The DECOVALEX project is an international research and model comparison collaboration for advancing the understanding and modeling of coupled thermo-hydro-mechanical (THM) processes in geological systems. Prediction of these coupled effects is an essential part of the safety assessment of geologic disposal systems for radioactive waste and spent nuclear fuel, but also for a range of other sub-surface engineering activities such as carbon dioxide subsurface storage, enhanced geothermal systems, and unconventional oil and gas production through hydraulic fracturing. DECOVALEX involves analysis and comparative modeling of state-of-the-art laboratory and field experiments, with various international research teams providing a wide range of perspectives and solutions to these complex problems.
One of the analysis and modeling tasks of the current DECOVALEX phase centers on the transport of gas through low-permeability clay-based materials such as bentonite or argillite rock. In a geological repository for radioactive waste, the corrosion of the ferrous materials, radioactive decay of the waste, radiolysis of organic materials and water, and the microbial breakdown of organic materials will produce gas, the most important of which (by volume) is hydrogen.

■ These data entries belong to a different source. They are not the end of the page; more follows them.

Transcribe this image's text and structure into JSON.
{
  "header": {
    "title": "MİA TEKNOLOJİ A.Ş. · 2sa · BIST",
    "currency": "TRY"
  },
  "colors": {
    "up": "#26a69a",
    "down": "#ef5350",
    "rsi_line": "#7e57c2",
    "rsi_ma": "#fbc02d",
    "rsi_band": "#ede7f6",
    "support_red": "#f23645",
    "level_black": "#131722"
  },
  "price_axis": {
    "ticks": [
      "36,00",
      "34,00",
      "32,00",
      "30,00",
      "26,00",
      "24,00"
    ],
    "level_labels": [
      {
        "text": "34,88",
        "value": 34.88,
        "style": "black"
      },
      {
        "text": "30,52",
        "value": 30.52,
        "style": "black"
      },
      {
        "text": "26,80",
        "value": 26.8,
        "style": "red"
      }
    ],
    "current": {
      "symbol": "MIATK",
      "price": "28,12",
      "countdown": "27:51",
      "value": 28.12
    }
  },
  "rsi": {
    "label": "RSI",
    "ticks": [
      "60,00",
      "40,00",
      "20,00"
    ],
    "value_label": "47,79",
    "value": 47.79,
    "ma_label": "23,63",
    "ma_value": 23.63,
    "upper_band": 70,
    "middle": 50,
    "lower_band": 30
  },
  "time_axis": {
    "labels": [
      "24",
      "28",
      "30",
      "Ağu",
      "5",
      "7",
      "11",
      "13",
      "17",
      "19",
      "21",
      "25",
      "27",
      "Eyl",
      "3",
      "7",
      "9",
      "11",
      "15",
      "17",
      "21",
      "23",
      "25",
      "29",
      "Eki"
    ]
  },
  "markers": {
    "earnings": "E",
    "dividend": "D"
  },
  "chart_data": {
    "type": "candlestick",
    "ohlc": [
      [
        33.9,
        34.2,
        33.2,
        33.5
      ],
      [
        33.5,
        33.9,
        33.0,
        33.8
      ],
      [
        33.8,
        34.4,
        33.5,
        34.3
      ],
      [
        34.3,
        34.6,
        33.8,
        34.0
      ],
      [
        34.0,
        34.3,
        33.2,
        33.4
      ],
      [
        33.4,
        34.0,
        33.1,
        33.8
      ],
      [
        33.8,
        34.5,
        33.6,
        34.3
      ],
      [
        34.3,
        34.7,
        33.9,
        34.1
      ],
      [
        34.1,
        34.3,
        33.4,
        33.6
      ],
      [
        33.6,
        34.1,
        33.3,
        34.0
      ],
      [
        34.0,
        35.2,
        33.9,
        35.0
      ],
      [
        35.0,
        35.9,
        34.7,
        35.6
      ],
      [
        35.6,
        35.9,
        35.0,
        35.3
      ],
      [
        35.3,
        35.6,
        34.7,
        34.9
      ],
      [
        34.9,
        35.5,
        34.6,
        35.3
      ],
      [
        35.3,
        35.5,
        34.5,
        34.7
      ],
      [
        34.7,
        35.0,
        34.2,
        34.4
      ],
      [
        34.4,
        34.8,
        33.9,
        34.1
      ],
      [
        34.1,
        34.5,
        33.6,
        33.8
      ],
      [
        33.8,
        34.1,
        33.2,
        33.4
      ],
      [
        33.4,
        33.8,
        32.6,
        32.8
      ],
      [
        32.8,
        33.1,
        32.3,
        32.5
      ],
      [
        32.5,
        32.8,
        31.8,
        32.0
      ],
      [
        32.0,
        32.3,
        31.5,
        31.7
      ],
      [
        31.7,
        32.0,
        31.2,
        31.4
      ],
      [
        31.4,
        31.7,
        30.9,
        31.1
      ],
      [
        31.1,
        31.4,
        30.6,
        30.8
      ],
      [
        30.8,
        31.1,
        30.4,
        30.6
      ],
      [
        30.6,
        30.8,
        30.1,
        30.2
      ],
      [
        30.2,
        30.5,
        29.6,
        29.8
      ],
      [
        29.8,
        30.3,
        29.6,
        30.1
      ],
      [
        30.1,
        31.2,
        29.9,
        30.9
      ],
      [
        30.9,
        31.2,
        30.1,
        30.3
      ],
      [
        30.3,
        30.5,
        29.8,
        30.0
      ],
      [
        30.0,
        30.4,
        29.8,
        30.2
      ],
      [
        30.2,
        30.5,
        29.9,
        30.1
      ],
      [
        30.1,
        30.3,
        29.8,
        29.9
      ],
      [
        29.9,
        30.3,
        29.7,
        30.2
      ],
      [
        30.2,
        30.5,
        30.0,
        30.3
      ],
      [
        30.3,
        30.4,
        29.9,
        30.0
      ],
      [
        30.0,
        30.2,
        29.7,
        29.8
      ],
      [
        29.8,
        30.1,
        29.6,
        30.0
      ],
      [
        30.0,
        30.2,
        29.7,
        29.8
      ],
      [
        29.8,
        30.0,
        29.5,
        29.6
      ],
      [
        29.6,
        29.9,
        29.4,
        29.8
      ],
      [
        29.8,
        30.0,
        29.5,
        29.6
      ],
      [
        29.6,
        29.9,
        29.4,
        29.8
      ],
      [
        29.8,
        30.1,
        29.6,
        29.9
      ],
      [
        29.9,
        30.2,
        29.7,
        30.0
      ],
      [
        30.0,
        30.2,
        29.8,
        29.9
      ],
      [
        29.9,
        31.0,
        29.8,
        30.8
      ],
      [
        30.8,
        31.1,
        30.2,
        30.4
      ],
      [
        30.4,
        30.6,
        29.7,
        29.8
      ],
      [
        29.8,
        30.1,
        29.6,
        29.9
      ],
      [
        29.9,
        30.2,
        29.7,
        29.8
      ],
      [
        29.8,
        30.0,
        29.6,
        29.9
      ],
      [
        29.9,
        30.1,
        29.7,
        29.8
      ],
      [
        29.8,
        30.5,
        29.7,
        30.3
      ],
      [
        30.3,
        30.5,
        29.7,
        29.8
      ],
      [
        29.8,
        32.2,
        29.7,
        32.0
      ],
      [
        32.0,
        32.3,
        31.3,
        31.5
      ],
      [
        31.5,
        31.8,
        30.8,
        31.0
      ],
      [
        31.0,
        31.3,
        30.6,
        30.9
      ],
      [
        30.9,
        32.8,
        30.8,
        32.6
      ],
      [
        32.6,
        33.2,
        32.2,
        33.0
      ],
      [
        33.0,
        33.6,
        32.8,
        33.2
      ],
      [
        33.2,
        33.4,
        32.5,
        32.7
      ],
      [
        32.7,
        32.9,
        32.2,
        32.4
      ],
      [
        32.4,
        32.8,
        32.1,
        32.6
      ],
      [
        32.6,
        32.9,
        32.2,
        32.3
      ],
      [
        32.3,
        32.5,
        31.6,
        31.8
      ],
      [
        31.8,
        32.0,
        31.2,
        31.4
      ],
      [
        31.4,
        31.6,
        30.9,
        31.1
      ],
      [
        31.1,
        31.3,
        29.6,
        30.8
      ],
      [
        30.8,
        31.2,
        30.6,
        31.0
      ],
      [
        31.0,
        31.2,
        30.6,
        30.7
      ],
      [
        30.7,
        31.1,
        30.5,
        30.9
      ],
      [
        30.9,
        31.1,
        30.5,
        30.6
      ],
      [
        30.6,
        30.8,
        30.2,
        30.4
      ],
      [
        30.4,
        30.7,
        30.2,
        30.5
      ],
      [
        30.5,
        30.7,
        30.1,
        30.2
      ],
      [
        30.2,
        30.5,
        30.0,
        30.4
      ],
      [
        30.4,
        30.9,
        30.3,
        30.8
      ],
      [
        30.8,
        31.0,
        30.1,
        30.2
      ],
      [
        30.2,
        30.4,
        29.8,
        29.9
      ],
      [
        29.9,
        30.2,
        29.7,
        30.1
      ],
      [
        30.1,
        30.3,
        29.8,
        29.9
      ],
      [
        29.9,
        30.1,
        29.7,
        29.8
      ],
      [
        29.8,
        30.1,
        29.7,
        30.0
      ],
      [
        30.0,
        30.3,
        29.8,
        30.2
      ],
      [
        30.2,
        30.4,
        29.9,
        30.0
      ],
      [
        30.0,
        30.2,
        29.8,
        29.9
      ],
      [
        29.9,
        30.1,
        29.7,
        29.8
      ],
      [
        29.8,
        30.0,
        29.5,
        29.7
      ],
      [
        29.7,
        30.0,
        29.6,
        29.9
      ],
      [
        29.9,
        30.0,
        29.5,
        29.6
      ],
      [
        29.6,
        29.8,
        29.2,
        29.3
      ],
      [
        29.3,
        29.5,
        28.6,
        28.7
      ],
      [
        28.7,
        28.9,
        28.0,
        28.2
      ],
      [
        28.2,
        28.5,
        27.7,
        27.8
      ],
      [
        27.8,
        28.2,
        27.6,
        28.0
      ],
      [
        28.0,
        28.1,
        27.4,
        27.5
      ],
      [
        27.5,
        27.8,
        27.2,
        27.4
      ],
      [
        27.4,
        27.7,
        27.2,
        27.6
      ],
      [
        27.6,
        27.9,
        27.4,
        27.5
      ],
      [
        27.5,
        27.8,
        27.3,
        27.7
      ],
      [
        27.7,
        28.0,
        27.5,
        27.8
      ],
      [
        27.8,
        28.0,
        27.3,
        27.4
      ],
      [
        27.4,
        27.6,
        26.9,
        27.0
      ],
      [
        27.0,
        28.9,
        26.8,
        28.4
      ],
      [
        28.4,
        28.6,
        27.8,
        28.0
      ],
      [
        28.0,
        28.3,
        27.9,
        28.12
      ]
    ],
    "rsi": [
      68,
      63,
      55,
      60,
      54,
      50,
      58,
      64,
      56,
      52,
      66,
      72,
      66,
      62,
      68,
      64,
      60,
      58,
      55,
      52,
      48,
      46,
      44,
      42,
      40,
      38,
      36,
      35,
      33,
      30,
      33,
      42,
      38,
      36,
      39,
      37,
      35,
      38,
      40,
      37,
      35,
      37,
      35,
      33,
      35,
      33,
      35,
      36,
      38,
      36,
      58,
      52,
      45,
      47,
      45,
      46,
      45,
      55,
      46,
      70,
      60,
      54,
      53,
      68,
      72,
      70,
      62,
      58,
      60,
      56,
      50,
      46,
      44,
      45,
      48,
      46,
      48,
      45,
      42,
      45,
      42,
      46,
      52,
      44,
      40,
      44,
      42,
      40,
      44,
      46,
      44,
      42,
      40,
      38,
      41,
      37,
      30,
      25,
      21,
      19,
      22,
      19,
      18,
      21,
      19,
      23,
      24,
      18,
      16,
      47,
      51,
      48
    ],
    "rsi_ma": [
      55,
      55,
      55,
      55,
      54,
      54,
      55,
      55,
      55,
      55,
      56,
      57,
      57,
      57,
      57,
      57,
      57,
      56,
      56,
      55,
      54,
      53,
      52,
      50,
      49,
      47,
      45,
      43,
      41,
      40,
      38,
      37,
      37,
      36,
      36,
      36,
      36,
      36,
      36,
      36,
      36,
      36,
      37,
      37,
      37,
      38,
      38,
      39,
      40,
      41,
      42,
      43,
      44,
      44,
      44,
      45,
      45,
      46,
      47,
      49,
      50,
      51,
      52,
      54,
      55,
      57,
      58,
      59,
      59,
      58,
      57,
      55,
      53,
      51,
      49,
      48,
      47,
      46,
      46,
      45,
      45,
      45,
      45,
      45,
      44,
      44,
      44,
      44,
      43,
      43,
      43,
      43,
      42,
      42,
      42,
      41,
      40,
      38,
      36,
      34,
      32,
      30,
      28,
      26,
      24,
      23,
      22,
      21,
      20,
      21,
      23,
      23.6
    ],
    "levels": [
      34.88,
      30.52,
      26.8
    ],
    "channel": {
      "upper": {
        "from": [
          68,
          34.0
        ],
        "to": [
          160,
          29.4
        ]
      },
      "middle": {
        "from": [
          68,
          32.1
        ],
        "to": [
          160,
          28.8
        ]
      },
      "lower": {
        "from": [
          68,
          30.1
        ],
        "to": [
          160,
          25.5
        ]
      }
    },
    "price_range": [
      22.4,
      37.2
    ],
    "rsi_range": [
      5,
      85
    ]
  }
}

As gas is produced, it will initially accumulate until gas pressure is eventually high enough to drive gas away from its source. Understanding the long-term fate of such gas transport and its impact on the surrounding materials is therefore important in the development of a geological disposal facility for radioactive waste.
Research teams involved in the modeling task use a range of different approaches to simulate gas transport data from a series of well-controlled laboratory tests, in a staged manner building in complexity (both in terms of the experimental and modelling approaches). Special attention is given to the THM mechanisms controlling factors for initiation and evolution of gas flow, such as gas entry, mechanical damage, pathway dilation and flow, as well as pathway stability and sealing, all of which will impact barrier performance. This presentation will provide an overview of process understanding and model approaches, and then will discuss in more details two specific numerical models to analyze gas-migration laboratory experiments on mechanically confined bentonite samples. The first model is a continuum model based on multiphase fluid flow, linear poro-elasticity and moisture swelling, with gas permeability related to the minimum effective compressive stress. The second model is a discrete fracture model based on continuum multiphase fluid flow linked with a lattice model to represent discrete fracture developments. In the continuum model, the key to capture observed responses is the stress-dependent gas permeability and moisture shrinkage. In the discontinuum model, the key processes involved are shear failure creating a dense discrete fracture network and abrupt permeability enhancement. Both models capture reasonable well the measured evolution of gas flow, pressure and stress, including the abrupt responses observed once an apparent threshold gas pressure is exceeded. Further modeling of other experiments conducted on the same type of bentonite (e.g. spherical flow versus linear flow) will be necessary to better distinguish between different underlying and controlling processes occurring within the sample.